Blog

We hacked Y Combinator's AI agents and what you can learn from it

Written by Rene Brandel on Tue May 27 2025

In mid-April 2025, I hacked 7 of the 16 publicly-accessible AI agents from the Y Combinator spring 2025 batch. This allowed me to leak user data, execute code remotely, and take over databases. Each vulnerability took me less than 30 minutes to exploit.

Meme showing how the system prompt leaking leads to company being compromised

TL;DR:

  1. Tool definitions and parameters were not protected by transitive authentication
  2. Poorly protected code execution tools allowed me to execute arbitrary code remotely
  3. Tools that call external endpoints enabled me to set up a malicious database configuration

This type of incident isn't isolated to YC companies. 73% of enterprises experienced at least one AI-related security incident in the past 12 months. A cyber incident costs on average $4,000,000 and your AI agent could be the root cause. In this post, I'll go into the most common attack vectors and how hackers "think" when attacking your AI agent.

Case #1: From leaked system prompt to leaked customer data

“We don't care if our system prompts leak” is a dangerous AI security misconception. Your system prompt reveals more about your business processes and capabilities than your own employees, making it a highly valuable target for sophisticated attacks.

I first tricked this company's agent into revealing its system prompt by creating an ethical dilemma for the AI agent. There are many well-documented, repeatable approaches to leak the system prompts. With this approach, I was able to also extract the agent's tool definitions and parameters. Despite these tools being run server-side, I noticed they aren't scoped with transitive authentication.

Leaked Tool Definitions and Parameters

It is a major red flag if your tool's authorization is reliant on the LLM complying with their system prompt instructions rather than programmatically enforced.

Result of the first case

“Get Messages” would support users to pass through any “user id”. Conveniently the “user id” is available directly within the URL bar. So I took the product's demo video recording, extracted out the “user id” from the URL bar and was able to identify the individual's PII, such as emails, names, documents, and messages. Don't give an agent more permission than your user.

Tool definition security checklist

  • Don't expose tool parameters that determine access scopes
  • Use transitive authentication for tools where applicable. (MCP now supports authorization)
  • Alternatively, use Airweave or Capacitive that handles this for you

Case #2: Exploiting agents' coding tools for infrastructure takeover

I compromised this YC company's 8B instruct model and revealed its system prompt, exposing internal protocols and security guardrails. A common mistake is to write what not to do in the system prompts. This gives an attacker an easy target. After I hijack the agent, I instructed the agent to do exactly the opposite of the system prompt to test the broader system's limits.

Negative examples in the system prompt

In this case, these "negative examples" allowed me to first identify that the agent uses a coding tool to perform the tasks on behalf of the user and then allowed me to probe constraints on the specific coding tool.

If I look at this line in the system prompt. It makes an attacker think

Are there vulnerabilities for unbounded compute resources? Why does it say 'At most once per turn'?

With this knowledge, I started exploiting the agent's code execution capabilities. I identified quickly that the app entry point is located in a "app.py" file. The “app.py” server entry point included security controls to prevent certain operations. However, because the agent had the ability to write files, I asked the agent to rewrite the app.py file without the security controls. Once I've taken over the server entry point, I was able to execute arbitrary code with admin rights.

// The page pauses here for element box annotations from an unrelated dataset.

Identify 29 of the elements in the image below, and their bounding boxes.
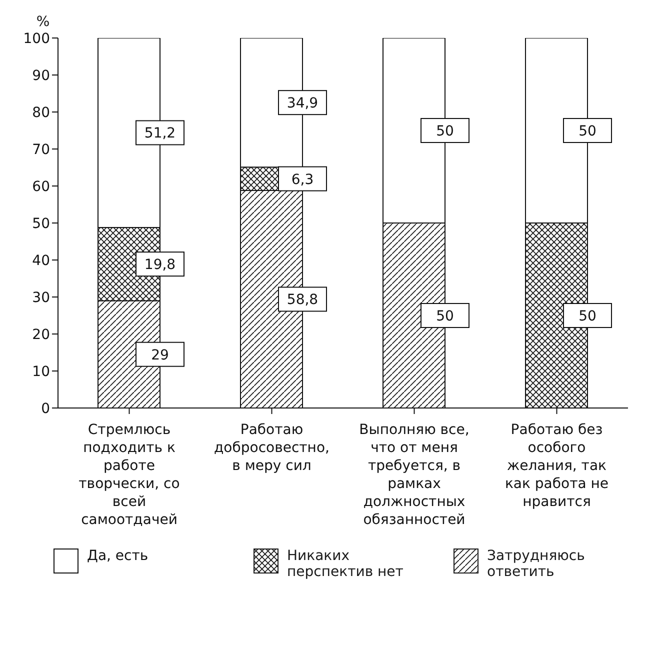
y-tick-label: 70 bbox=[32, 142, 50, 158]
data-label: 51,2 bbox=[144, 126, 176, 142]
y-tick-label: 30 bbox=[32, 290, 50, 306]
y-tick-label: 100 bbox=[23, 30, 50, 47]
y-tick-label: 50 bbox=[32, 216, 50, 232]
x-tick-label: Работаю без особого желания, так как работа не нравится bbox=[504, 422, 609, 510]
legend-label: Да, есть bbox=[87, 548, 150, 564]
y-tick-label: 90 bbox=[32, 68, 50, 84]
y-tick-label: 40 bbox=[32, 252, 50, 269]
x-tick-label: Работаю добросовестно, в меру сил bbox=[214, 422, 330, 474]
data-label: 6,3 bbox=[291, 172, 314, 188]
y-tick-label: 10 bbox=[32, 364, 50, 380]
data-label: 58,8 bbox=[286, 292, 318, 308]
y-tick-label: 80 bbox=[32, 104, 50, 121]
y-tick-label: 0 bbox=[41, 400, 50, 417]
data-label: 50 bbox=[578, 308, 596, 324]
data-label: 29 bbox=[151, 347, 169, 364]
data-label: 50 bbox=[578, 124, 596, 140]
y-tick-label: 60 bbox=[32, 178, 50, 195]
data-label: 34,9 bbox=[286, 96, 318, 112]
x-tick-label: Выполняю все, что от меня требуется, в рамках должностных обязанностей bbox=[359, 422, 470, 528]
y-axis-title: % bbox=[36, 14, 50, 30]
data-label: 50 bbox=[436, 308, 454, 324]
data-label: 50 bbox=[436, 124, 454, 140]
legend-label: Затрудняюсь ответить bbox=[487, 548, 586, 580]
legend-label: Никаких перспектив нет bbox=[287, 548, 404, 580]
x-tick-label: Стремлюсь подходить к работе творчески, со всей самоотдачей bbox=[78, 422, 180, 528]
data-label: 19,8 bbox=[144, 257, 176, 274]
y-tick-label: 20 bbox=[32, 326, 50, 343]
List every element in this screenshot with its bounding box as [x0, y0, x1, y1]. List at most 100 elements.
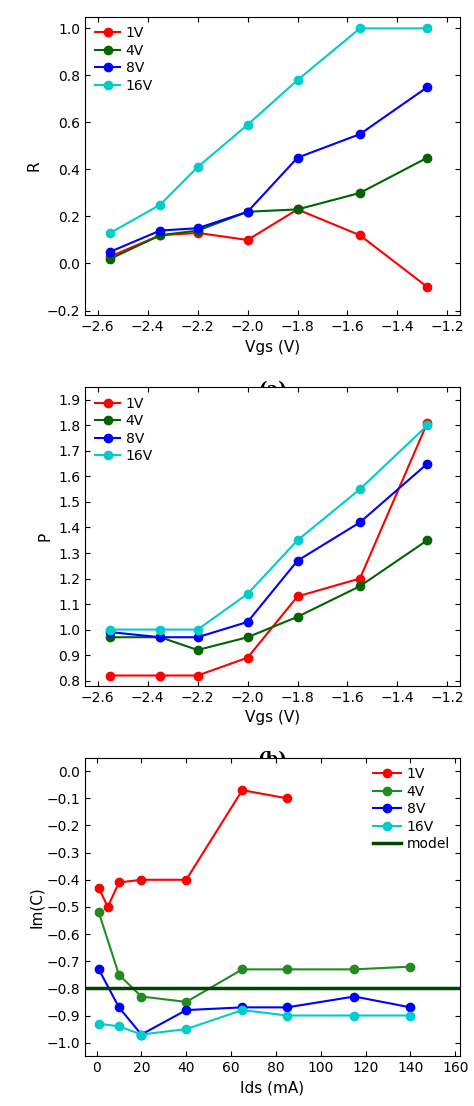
- Line: 1V: 1V: [106, 206, 431, 291]
- Line: 16V: 16V: [106, 421, 431, 634]
- 4V: [425, 152, 430, 165]
- X-axis label: Ids (mA): Ids (mA): [240, 1081, 305, 1096]
- 1V: [195, 227, 201, 240]
- 8V: [425, 81, 430, 94]
- 4V: [284, 962, 290, 975]
- 8V: [183, 1003, 189, 1016]
- 8V: [425, 457, 430, 470]
- 1V: [245, 233, 250, 247]
- Line: 16V: 16V: [95, 1006, 415, 1039]
- 4V: [239, 962, 245, 975]
- Y-axis label: R: R: [27, 160, 41, 171]
- 8V: [195, 630, 201, 644]
- 4V: [157, 229, 163, 242]
- 1V: [157, 669, 163, 682]
- Line: 8V: 8V: [106, 459, 431, 641]
- 1V: [284, 792, 290, 805]
- 1V: [96, 881, 101, 895]
- X-axis label: Vgs (V): Vgs (V): [245, 710, 300, 726]
- Line: 8V: 8V: [106, 83, 431, 255]
- 8V: [138, 1027, 144, 1041]
- 1V: [425, 416, 430, 429]
- 4V: [357, 580, 363, 593]
- 1V: [138, 873, 144, 886]
- 16V: [245, 118, 250, 132]
- 8V: [357, 127, 363, 140]
- 16V: [295, 73, 301, 86]
- Line: 4V: 4V: [95, 908, 415, 1006]
- 4V: [408, 960, 413, 973]
- 16V: [245, 587, 250, 601]
- Line: 1V: 1V: [106, 419, 431, 680]
- 1V: [357, 572, 363, 585]
- 8V: [245, 205, 250, 218]
- 8V: [157, 630, 163, 644]
- 8V: [157, 223, 163, 237]
- 16V: [195, 623, 201, 636]
- 1V: [157, 229, 163, 242]
- 4V: [245, 630, 250, 644]
- 8V: [408, 1001, 413, 1014]
- 1V: [195, 669, 201, 682]
- 4V: [425, 533, 430, 546]
- 1V: [108, 669, 113, 682]
- model: [96, 982, 101, 995]
- 16V: [352, 1009, 357, 1022]
- 16V: [108, 227, 113, 240]
- 1V: [425, 280, 430, 293]
- 4V: [357, 186, 363, 199]
- Legend: 1V, 4V, 8V, 16V: 1V, 4V, 8V, 16V: [90, 392, 158, 469]
- 1V: [245, 651, 250, 665]
- 4V: [96, 906, 101, 919]
- 16V: [357, 22, 363, 35]
- 8V: [284, 1001, 290, 1014]
- Legend: 1V, 4V, 8V, 16V: 1V, 4V, 8V, 16V: [90, 21, 158, 98]
- 8V: [195, 221, 201, 234]
- 8V: [295, 554, 301, 567]
- 8V: [357, 515, 363, 529]
- 16V: [157, 198, 163, 211]
- 16V: [183, 1022, 189, 1035]
- Line: 4V: 4V: [106, 536, 431, 654]
- 4V: [108, 252, 113, 265]
- 16V: [157, 623, 163, 636]
- 16V: [239, 1003, 245, 1016]
- 16V: [284, 1009, 290, 1022]
- 4V: [295, 202, 301, 216]
- 1V: [295, 589, 301, 603]
- Line: 1V: 1V: [95, 786, 292, 911]
- 16V: [96, 1018, 101, 1031]
- Legend: 1V, 4V, 8V, 16V, model: 1V, 4V, 8V, 16V, model: [368, 762, 456, 857]
- 1V: [116, 876, 122, 889]
- 8V: [96, 962, 101, 975]
- 4V: [295, 611, 301, 624]
- 16V: [116, 1020, 122, 1033]
- 16V: [425, 419, 430, 432]
- 4V: [195, 644, 201, 657]
- X-axis label: Vgs (V): Vgs (V): [245, 340, 300, 355]
- 16V: [425, 22, 430, 35]
- 8V: [239, 1001, 245, 1014]
- 16V: [408, 1009, 413, 1022]
- Line: 4V: 4V: [106, 154, 431, 263]
- 16V: [357, 482, 363, 495]
- 1V: [357, 229, 363, 242]
- 16V: [195, 160, 201, 174]
- 8V: [108, 626, 113, 639]
- 1V: [239, 783, 245, 796]
- 4V: [108, 630, 113, 644]
- 8V: [245, 615, 250, 628]
- 8V: [116, 1001, 122, 1014]
- 4V: [183, 995, 189, 1009]
- 4V: [352, 962, 357, 975]
- 4V: [245, 205, 250, 218]
- Text: (a): (a): [258, 380, 287, 399]
- 8V: [352, 990, 357, 1003]
- 16V: [138, 1027, 144, 1041]
- 4V: [195, 223, 201, 237]
- Line: 8V: 8V: [95, 966, 415, 1039]
- 4V: [116, 968, 122, 981]
- Y-axis label: Im(C): Im(C): [29, 886, 44, 928]
- 4V: [138, 990, 144, 1003]
- model: [94, 982, 100, 995]
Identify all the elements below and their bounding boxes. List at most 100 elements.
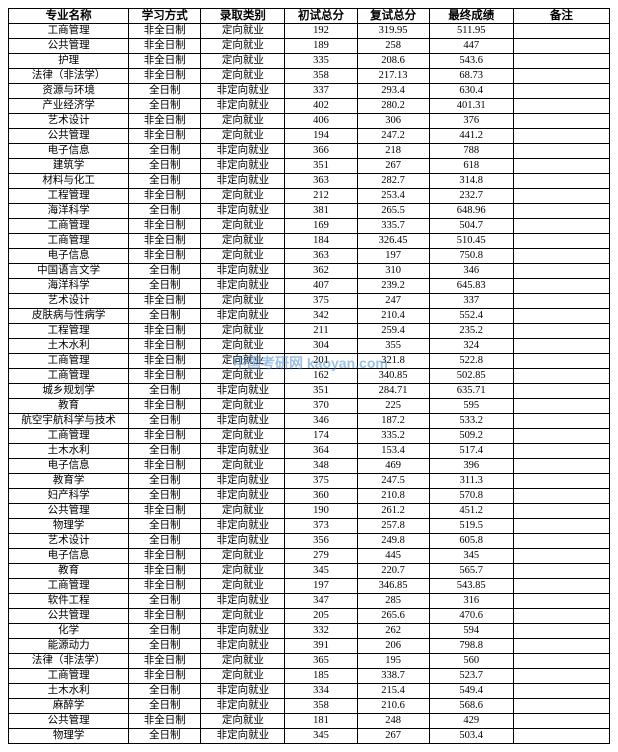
cell-retest: 218: [357, 144, 429, 159]
table-row: 电子信息非全日制定向就业363197750.8: [9, 249, 610, 264]
cell-major: 公共管理: [9, 714, 129, 729]
cell-note: [513, 24, 609, 39]
table-row: 艺术设计非全日制定向就业406306376: [9, 114, 610, 129]
cell-note: [513, 429, 609, 444]
cell-major: 物理学: [9, 519, 129, 534]
cell-retest: 346.85: [357, 579, 429, 594]
cell-major: 工商管理: [9, 669, 129, 684]
table-row: 教育非全日制定向就业370225595: [9, 399, 610, 414]
col-note: 备注: [513, 9, 609, 24]
cell-note: [513, 324, 609, 339]
table-row: 软件工程全日制非定向就业347285316: [9, 594, 610, 609]
cell-retest: 215.4: [357, 684, 429, 699]
cell-mode: 全日制: [129, 264, 201, 279]
table-row: 皮肤病与性病学全日制非定向就业342210.4552.4: [9, 309, 610, 324]
cell-prelim: 189: [285, 39, 357, 54]
cell-mode: 非全日制: [129, 294, 201, 309]
table-row: 电子信息非全日制定向就业279445345: [9, 549, 610, 564]
cell-final: 517.4: [429, 444, 513, 459]
cell-major: 土木水利: [9, 339, 129, 354]
cell-retest: 210.6: [357, 699, 429, 714]
cell-mode: 非全日制: [129, 429, 201, 444]
table-row: 公共管理非全日制定向就业181248429: [9, 714, 610, 729]
cell-prelim: 205: [285, 609, 357, 624]
cell-final: 504.7: [429, 219, 513, 234]
cell-prelim: 362: [285, 264, 357, 279]
table-row: 化学全日制非定向就业332262594: [9, 624, 610, 639]
cell-mode: 全日制: [129, 414, 201, 429]
cell-admit: 定向就业: [201, 189, 285, 204]
cell-prelim: 375: [285, 294, 357, 309]
cell-admit: 定向就业: [201, 339, 285, 354]
table-row: 法律（非法学）非全日制定向就业365195560: [9, 654, 610, 669]
table-row: 工商管理非全日制定向就业201321.8522.8: [9, 354, 610, 369]
cell-mode: 全日制: [129, 639, 201, 654]
cell-major: 工商管理: [9, 219, 129, 234]
cell-major: 艺术设计: [9, 114, 129, 129]
cell-mode: 全日制: [129, 489, 201, 504]
cell-admit: 非定向就业: [201, 519, 285, 534]
cell-mode: 非全日制: [129, 39, 201, 54]
cell-major: 工商管理: [9, 24, 129, 39]
cell-major: 能源动力: [9, 639, 129, 654]
cell-note: [513, 654, 609, 669]
table-row: 公共管理非全日制定向就业205265.6470.6: [9, 609, 610, 624]
table-row: 物理学全日制非定向就业345267503.4: [9, 729, 610, 744]
cell-retest: 187.2: [357, 414, 429, 429]
cell-major: 皮肤病与性病学: [9, 309, 129, 324]
cell-mode: 非全日制: [129, 669, 201, 684]
cell-major: 建筑学: [9, 159, 129, 174]
cell-note: [513, 219, 609, 234]
cell-major: 资源与环境: [9, 84, 129, 99]
cell-mode: 非全日制: [129, 54, 201, 69]
cell-major: 护理: [9, 54, 129, 69]
cell-retest: 208.6: [357, 54, 429, 69]
cell-admit: 定向就业: [201, 549, 285, 564]
cell-major: 电子信息: [9, 144, 129, 159]
cell-mode: 全日制: [129, 519, 201, 534]
admissions-table-container: 中国考研网 kaoyan.com 专业名称学习方式录取类别初试总分复试总分最终成…: [8, 8, 610, 744]
cell-note: [513, 159, 609, 174]
table-row: 土木水利全日制非定向就业334215.4549.4: [9, 684, 610, 699]
cell-final: 798.8: [429, 639, 513, 654]
cell-admit: 定向就业: [201, 399, 285, 414]
cell-admit: 非定向就业: [201, 174, 285, 189]
col-final: 最终成绩: [429, 9, 513, 24]
cell-final: 630.4: [429, 84, 513, 99]
cell-final: 560: [429, 654, 513, 669]
cell-major: 妇产科学: [9, 489, 129, 504]
cell-prelim: 351: [285, 384, 357, 399]
cell-admit: 非定向就业: [201, 444, 285, 459]
cell-mode: 全日制: [129, 159, 201, 174]
cell-prelim: 363: [285, 249, 357, 264]
cell-prelim: 190: [285, 504, 357, 519]
cell-prelim: 402: [285, 99, 357, 114]
table-row: 工商管理非全日制定向就业162340.85502.85: [9, 369, 610, 384]
cell-major: 工程管理: [9, 324, 129, 339]
cell-retest: 258: [357, 39, 429, 54]
cell-mode: 全日制: [129, 624, 201, 639]
cell-major: 教育: [9, 564, 129, 579]
cell-retest: 282.7: [357, 174, 429, 189]
cell-retest: 210.8: [357, 489, 429, 504]
cell-mode: 全日制: [129, 444, 201, 459]
cell-note: [513, 129, 609, 144]
cell-admit: 非定向就业: [201, 384, 285, 399]
cell-mode: 非全日制: [129, 399, 201, 414]
cell-final: 543.6: [429, 54, 513, 69]
cell-prelim: 351: [285, 159, 357, 174]
cell-final: 401.31: [429, 99, 513, 114]
admissions-table: 专业名称学习方式录取类别初试总分复试总分最终成绩备注 工商管理非全日制定向就业1…: [8, 8, 610, 744]
cell-retest: 306: [357, 114, 429, 129]
cell-prelim: 406: [285, 114, 357, 129]
cell-mode: 非全日制: [129, 324, 201, 339]
cell-note: [513, 339, 609, 354]
cell-final: 316: [429, 594, 513, 609]
cell-final: 509.2: [429, 429, 513, 444]
cell-admit: 定向就业: [201, 234, 285, 249]
cell-major: 工程管理: [9, 189, 129, 204]
table-row: 工商管理非全日制定向就业197346.85543.85: [9, 579, 610, 594]
cell-admit: 非定向就业: [201, 684, 285, 699]
cell-note: [513, 699, 609, 714]
cell-mode: 全日制: [129, 309, 201, 324]
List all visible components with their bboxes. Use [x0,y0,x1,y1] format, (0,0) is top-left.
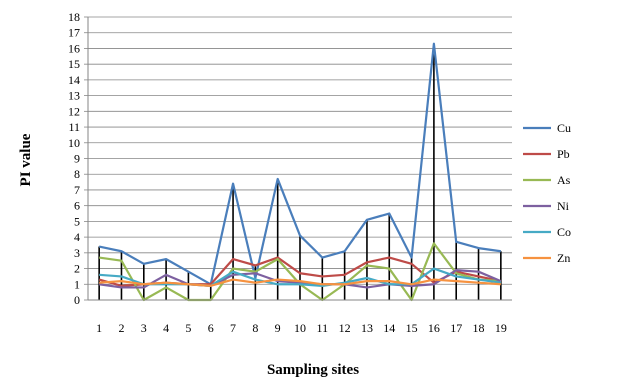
y-tick-label: 1 [74,277,80,291]
legend-label-co: Co [557,225,571,239]
series-lines [98,42,502,302]
y-tick-label: 18 [68,10,80,24]
x-tick-label: 1 [96,321,102,335]
legend-label-cu: Cu [557,121,571,135]
y-tick-label: 0 [74,293,80,307]
x-tick-labels: 1 2 3 4 5 6 7 8 9 10 11 12 13 14 15 16 17 18 19 [96,321,507,335]
x-tick-label: 6 [208,321,214,335]
x-tick-label: 10 [294,321,306,335]
x-tick-label: 2 [118,321,124,335]
y-tick-label: 6 [74,199,80,213]
x-tick-label: 15 [406,321,418,335]
gridlines [88,16,512,285]
y-tick-label: 8 [74,167,80,181]
x-tick-label: 17 [450,321,462,335]
y-tick-label: 14 [68,73,80,87]
y-tick-label: 3 [74,246,80,260]
x-tick-label: 16 [428,321,440,335]
x-tick-label: 13 [361,321,373,335]
x-tick-label: 11 [317,321,329,335]
x-tick-label: 18 [473,321,485,335]
y-tick-label: 17 [68,26,80,40]
series-line-zn [99,278,501,287]
series-line-ni [99,269,502,289]
y-tick-label: 13 [68,89,80,103]
y-tick-label: 12 [68,104,80,118]
x-axis-title: Sampling sites [267,362,359,378]
legend: Cu Pb As Ni Co Zn [523,121,571,265]
series-line-cu [98,42,501,286]
y-tick-label: 7 [74,183,80,197]
x-tick-label: 7 [230,321,236,335]
y-tick-label: 2 [74,262,80,276]
x-tick-label: 9 [275,321,281,335]
legend-label-pb: Pb [557,147,570,161]
legend-label-ni: Ni [557,199,570,213]
y-tick-label: 9 [74,152,80,166]
legend-label-as: As [557,173,571,187]
y-tick-label: 10 [68,136,80,150]
y-tick-label: 5 [74,214,80,228]
x-tick-label: 4 [163,321,169,335]
x-tick-label: 12 [339,321,351,335]
y-tick-label: 11 [68,120,80,134]
x-tick-label: 14 [383,321,395,335]
x-tick-label: 8 [252,321,258,335]
y-tick-label: 4 [74,230,80,244]
axes [84,16,512,301]
x-tick-label: 19 [495,321,507,335]
y-axis-title: PI value [18,133,34,186]
x-tick-label: 3 [141,321,147,335]
y-tick-label: 16 [68,41,80,55]
y-tick-label: 15 [68,57,80,71]
x-tick-label: 5 [185,321,191,335]
series-line-co [99,267,501,287]
legend-label-zn: Zn [557,251,570,265]
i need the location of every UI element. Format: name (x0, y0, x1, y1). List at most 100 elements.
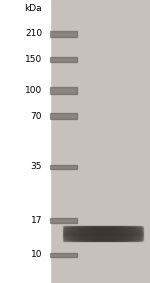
Bar (125, 226, 126, 241)
Bar (81, 226, 82, 241)
Bar (64, 226, 65, 241)
Text: 17: 17 (30, 216, 42, 225)
Bar (63, 226, 142, 227)
Bar (77, 226, 78, 241)
Bar (115, 226, 116, 241)
Bar (63, 226, 64, 241)
Bar (63, 239, 142, 240)
Bar (90, 226, 91, 241)
Bar (119, 226, 120, 241)
Bar (116, 226, 117, 241)
Bar (66, 226, 67, 241)
Bar (97, 226, 98, 241)
Bar (123, 226, 124, 241)
Bar (74, 226, 75, 241)
Bar (85, 226, 86, 241)
Bar (73, 226, 74, 241)
Bar (50, 253, 76, 257)
Text: 10: 10 (30, 250, 42, 259)
Bar (96, 226, 97, 241)
Bar (112, 226, 113, 241)
Bar (101, 226, 102, 241)
Bar (50, 31, 76, 37)
Bar (134, 226, 135, 241)
Bar (118, 226, 119, 241)
Bar (136, 226, 137, 241)
Bar (108, 226, 109, 241)
Bar (63, 230, 142, 231)
Bar (63, 227, 142, 228)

Malicious remote code execution

Agent code sandbox security checklist

  • Use Blaxel's sandboxed VMs for your agent's code execution
  • Self-host well-documented open-source code sandbox solutions, such as E2B

Case #3: PostgreSQL database takeover via remote endpoint tool call

Following a similar approach as before, I've uncovered that this company's agent had a tool to create databases and needed a “template URL”. As an attacker, I can prompt the agent to create a new database and point the “git_repo” parameter to my own malicious repository.

Remote endpoint tool call

The system prompt also revealed to me that the file is called “pg-db-template”, which means that it's Postgres. A bad actor can now modify the database schema to include a PostgreSQL trigger that automatically rewrites new user data onto another table only visible to the bad actor and thus siphoning end user information. I notified the founders immediately and am happy to report this concern was already addressed.

Just like traditional client-server applications, as an AI engineer, you must understand where your network boundaries are. Any information that crosses the network boundary must be sanitized.

Securing AI agents and apps

If you're not sure about your AI system's security posture, book a demo with us. We'll help you secure your AI agents and apps.

A note on responsible disclosure

All affected founders have been informed of these vulnerabilities. These vulnerabilities have been addressed. In the interest of responsible disclosure, I have anonymized the company names.